When he was twelve years old living in Edirne, there had been a period when he used to go with his mother and sister to the hospital of Beyazit Mosque to visit his mother’s father who suffered from a stomach ailment. In the morning his mother would leave his brother, who was still too young to walk, at the neighbours, take Hoja, his sister, and a pot of pudding she’d prepared earlier, and they would set out together; the journey was short but delightful, along a road shaded with poplar trees. His grandfather would tell them stories. Hoja loved those stories, but loved the hospital more and would run off to wander through its courtyards and halls. On one visit he listened to music being played for the mental patients, under the lantern of a great dome; there was also the sound of water, flowing water; he’d wander through other rooms where strange, colourful bottles and jars shone brightly; another time he lost his way, started to cry, and they’d taken him to every room in the whole hospital one by one before finding his grandfather Abdullah Efendi’s room; sometimes his mother cried, sometimes she listened with her daughter to the old man’s stories. Then they’d leave with the empty pot grandfather had given back to them, but before they reached the house his mother would buy them halva and whisper, ‘Let’s eat it before anyone sees us.’ They’d go to a secret place by a stream under the poplars where the three of them would sit with their toes dangling in the water, eating where no one could see them.
When Hoja finished talking a silence descended, making us uneasy while bringing us closer together with an unaccountable feeling of brotherhood. For a long time Hoja ignored the tension in the air. Later, after the heavy door of a nearby house was thoughtlessly slammed, he said he’d first felt his interest in science then, inspired by the patients and those colourful bottles, jars, and scales that brought them health. But after his grandfather died they did not go there again. Hoja had always dreamed he would grow up and return alone, but one year the Tunja River which flows through Edirne flooded without warning, the patients were removed from their beds, the rooms were filled with filthy, turbid water and when it finally receded that beautiful hospital remained buried for years under an accursed, stinking mud that could not be cleaned away.
As Hoja again fell silent our moment of intimacy was lost.

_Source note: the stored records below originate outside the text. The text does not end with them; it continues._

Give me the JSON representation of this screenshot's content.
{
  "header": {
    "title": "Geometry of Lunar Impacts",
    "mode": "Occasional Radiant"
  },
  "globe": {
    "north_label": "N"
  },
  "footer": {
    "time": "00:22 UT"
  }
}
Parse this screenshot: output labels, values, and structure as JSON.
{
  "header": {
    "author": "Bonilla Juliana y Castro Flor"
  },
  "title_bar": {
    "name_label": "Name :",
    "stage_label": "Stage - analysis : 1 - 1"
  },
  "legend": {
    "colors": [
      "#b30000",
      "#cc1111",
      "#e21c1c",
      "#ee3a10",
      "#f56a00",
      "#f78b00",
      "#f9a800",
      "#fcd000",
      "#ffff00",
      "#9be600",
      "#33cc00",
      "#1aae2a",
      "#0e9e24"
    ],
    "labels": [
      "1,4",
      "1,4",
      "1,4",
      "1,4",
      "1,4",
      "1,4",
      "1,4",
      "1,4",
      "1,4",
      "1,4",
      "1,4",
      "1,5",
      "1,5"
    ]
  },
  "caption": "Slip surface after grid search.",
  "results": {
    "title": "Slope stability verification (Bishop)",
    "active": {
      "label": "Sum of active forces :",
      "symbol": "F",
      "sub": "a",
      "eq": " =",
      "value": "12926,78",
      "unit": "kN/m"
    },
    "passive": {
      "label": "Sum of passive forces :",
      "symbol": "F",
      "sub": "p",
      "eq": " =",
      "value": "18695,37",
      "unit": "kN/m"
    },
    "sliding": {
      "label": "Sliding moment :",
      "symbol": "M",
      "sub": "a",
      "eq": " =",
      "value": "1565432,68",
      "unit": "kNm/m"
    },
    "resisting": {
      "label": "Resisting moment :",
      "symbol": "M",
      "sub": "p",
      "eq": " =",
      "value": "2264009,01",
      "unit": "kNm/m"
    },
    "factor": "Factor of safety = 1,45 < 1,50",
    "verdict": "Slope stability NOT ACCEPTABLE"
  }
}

He’d risen from the table, out of the corner of my eye I saw his shadow pacing the room, then taking the lamp from the middle of the table he stepped behind me, and I could see neither Hoja nor his shadow; I wanted to turn around and look but didn’t; it was as if I were afraid, expecting something evil. A moment later, hearing the rustle of clothes being taken off, I turned around apprehensively. He was standing in front of the mirror, naked from the waist up, carefully examining his chest and abdomen in the light of the lamp. ‘My God,’ he said, ‘what kind of pustule is this?’ I remained silent. ‘Come and look at this, will you?’ I didn’t stir. He shouted, ‘Come here, I say!’ Fearfully I approached him like a student about to be punished.